When it chose to bat first on a dry pitch Australia desperately needed Shane Watson to fire. With Warner missing, the only batsman who could have provided the required impetus at the top of the order needed to make his mark when it was genuinely needed. But, Watson fell before he could decide what approach to take, poking tentatively at Mitchell McClenaghan to be caught behind by Ronchi.
Phil Hughes, who would have struggled to make it to an Australian One-Day International eleven in most eras, continued to fall short, lasting four balls before being smartly run out by Guptill at cover when contemplating a sharp single.
At 10 for 2, Australia was put firmly on the back foot and it was there it stayed for the best part of the innings. Matthew Wade, who was given opening responsibilities, bedded down and tried to rebuild in the company of the industrious Bailey, who once again led the side in the continued absence of Michael Clarke through a back injury.
Wade consumed 57 balls for 29, and added 64 with Bailey for the third wicket before he was sent on his way, playing across a straight, flat one from Nathan McCullum to be easily adjudged lbw. To make a sticky situation worse Wade reviewed the decision, which stood after the television umpire had taken a look at the event.

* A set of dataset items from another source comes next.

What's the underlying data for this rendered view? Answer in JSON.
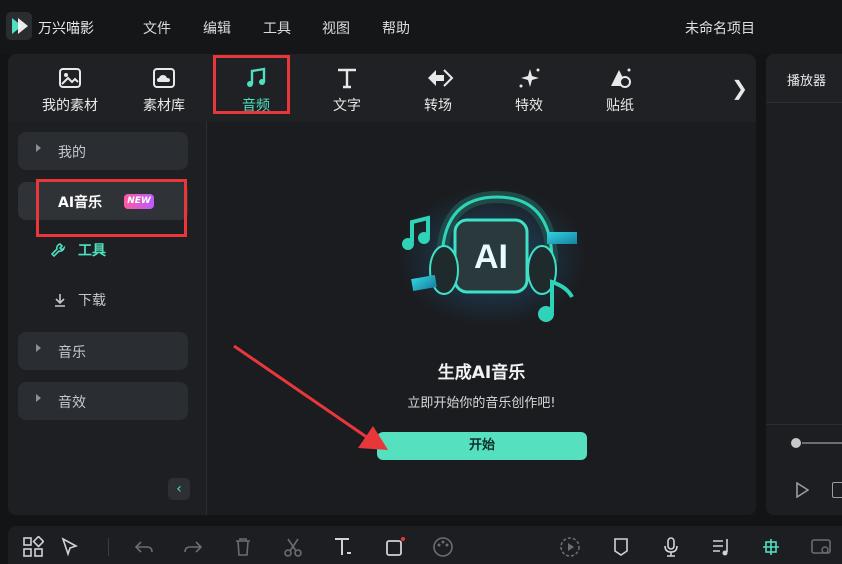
{
  "app": {
    "name": "万兴喵影",
    "project_title": "未命名项目"
  },
  "menu": [
    "文件",
    "编辑",
    "工具",
    "视图",
    "帮助"
  ],
  "tabs": [
    {
      "label": "我的素材",
      "icon": "image-icon"
    },
    {
      "label": "素材库",
      "icon": "cloud-image-icon"
    },
    {
      "label": "音频",
      "icon": "music-note-icon",
      "active": true
    },
    {
      "label": "文字",
      "icon": "text-icon"
    },
    {
      "label": "转场",
      "icon": "transition-icon"
    },
    {
      "label": "特效",
      "icon": "sparkle-effect-icon"
    },
    {
      "label": "贴纸",
      "icon": "sticker-icon"
    }
  ],
  "sidebar": {
    "mine": "我的",
    "ai_music": "AI音乐",
    "new_badge": "NEW",
    "tools": "工具",
    "download": "下载",
    "music": "音乐",
    "sound_effects": "音效"
  },
  "main": {
    "title": "生成AI音乐",
    "subtitle": "立即开始你的音乐创作吧!",
    "start_button": "开始",
    "illustration_text": "AI"
  },
  "player": {
    "title": "播放器"
  },
  "colors": {
    "accent": "#4ee0c0",
    "highlight": "#e8373b",
    "badge_start": "#ff5aa0",
    "badge_end": "#b85cff"
  }
}
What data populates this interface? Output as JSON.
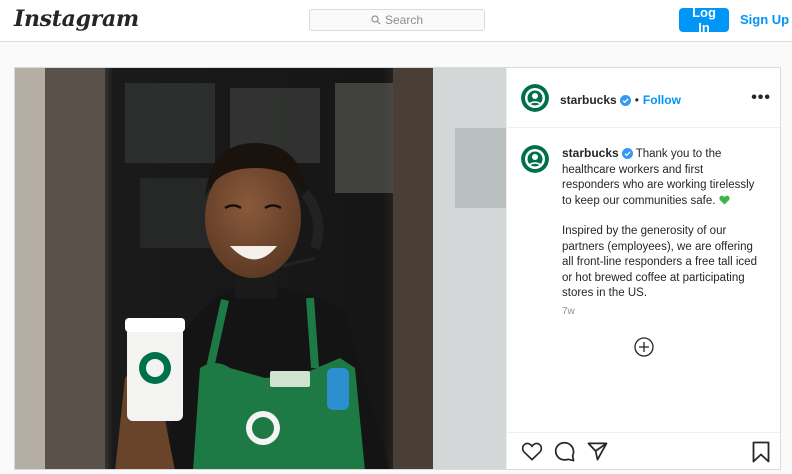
{
  "header": {
    "logo": "Instagram",
    "search_placeholder": "Search",
    "login_label": "Log In",
    "signup_label": "Sign Up"
  },
  "post": {
    "username": "starbucks",
    "follow_label": "Follow",
    "separator": "•",
    "more_label": "•••",
    "caption_paragraph_1": "Thank you to the healthcare workers and first responders who are working tirelessly to keep our communities safe.",
    "caption_emoji": "heart-green",
    "caption_paragraph_2": "Inspired by the generosity of our partners (employees), we are offering all front-line responders a free tall iced or hot brewed coffee at participating stores in the US.",
    "time_ago": "7w",
    "actions": [
      "like-icon",
      "comment-icon",
      "share-icon",
      "save-icon"
    ]
  },
  "colors": {
    "accent": "#0095f6",
    "starbucks_green": "#00704a",
    "apron_green": "#1e7a45"
  }
}
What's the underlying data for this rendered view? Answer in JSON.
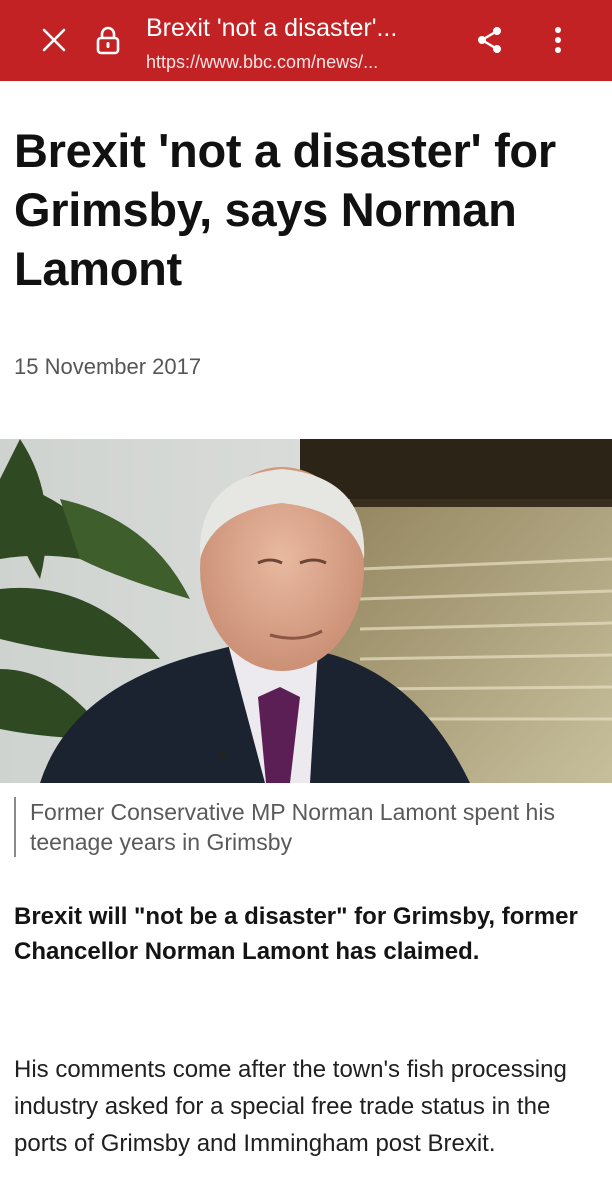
{
  "browser_bar": {
    "title": "Brexit 'not a disaster'...",
    "url": "https://www.bbc.com/news/...",
    "background_color": "#c22224",
    "icons": {
      "close": "close-icon",
      "lock": "lock-icon",
      "share": "share-icon",
      "more": "more-vert-icon"
    }
  },
  "article": {
    "headline": "Brexit 'not a disaster' for Grimsby, says Norman Lamont",
    "date": "15 November 2017",
    "image_caption": "Former Conservative MP Norman Lamont spent his teenage years in Grimsby",
    "lede": "Brexit will \"not be a disaster\" for Grimsby, former Chancellor Norman Lamont has claimed.",
    "paragraphs": [
      "His comments come after the town's fish processing industry asked for a special free trade status in the ports of Grimsby and Immingham post Brexit."
    ]
  }
}
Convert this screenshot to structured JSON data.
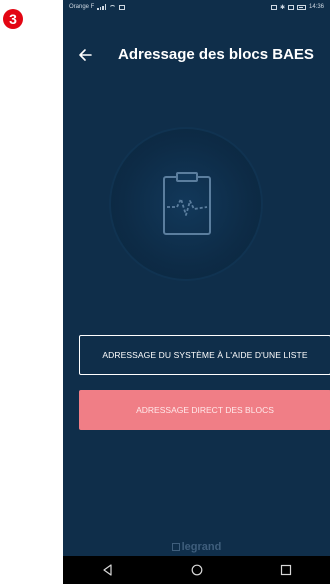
{
  "step": "3",
  "status_bar": {
    "carrier": "Orange F",
    "time": "14:36"
  },
  "header": {
    "title": "Adressage des blocs BAES",
    "back_icon": "back-arrow-icon"
  },
  "illustration": {
    "icon": "clipboard-pulse-icon"
  },
  "buttons": {
    "list_label": "ADRESSAGE DU SYSTÈME À L'AIDE D'UNE LISTE",
    "direct_label": "ADRESSAGE DIRECT DES BLOCS"
  },
  "brand": {
    "name": "legrand"
  },
  "nav": {
    "back": "triangle-back-icon",
    "home": "circle-home-icon",
    "recents": "square-recents-icon"
  },
  "colors": {
    "background": "#0f2e4a",
    "primary_button": "#f07e86",
    "badge": "#e30613"
  }
}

Bailey continued to keep his end up, not attacking needlessly and Voges began to find his feet. New Zealand’s quick bowlers did not get much by way of assistance, and the spinners were played with caution. Bailey reached his sixth half-century in his 23rd game, but fell soon after, being beaten by a sharply turning offbreak from McCullum. Bailey was on 55, but had moved too far across his stumps and looked back in dismay as his leg stump was pegged back.
Mitchell Marsh tried to force the pace, but when he attempted a front-foot pull against a McClenaghan delivery that was too far outside off for the shot, the resultant top-edge was comfortably taken by Ronchi.
For the second time in the innings Australia had stumbled and, with only 193 on the board at the end of the 42nd over, the last remaining hope of a big score was for the well-set Voges to bat through the innings. But, McClenaghan put paid to such thoughts with his third wicket off the innings, a lucky break that came through a full toss. Voges (71) tried to clatter the ball through the leg side, but only spliced it to short cover.
Glenn Maxwell pulled out the long handle at the death, and 18 came off the penultimate over, bowled by Williamson. McClenaghan, who became the highest wicket-taker in the tournament in the course of the innings, bowled a steady final over to keep Australia down to 243 for 8 in 50 overs.
Whether that would have been enough or not, we’ll never know.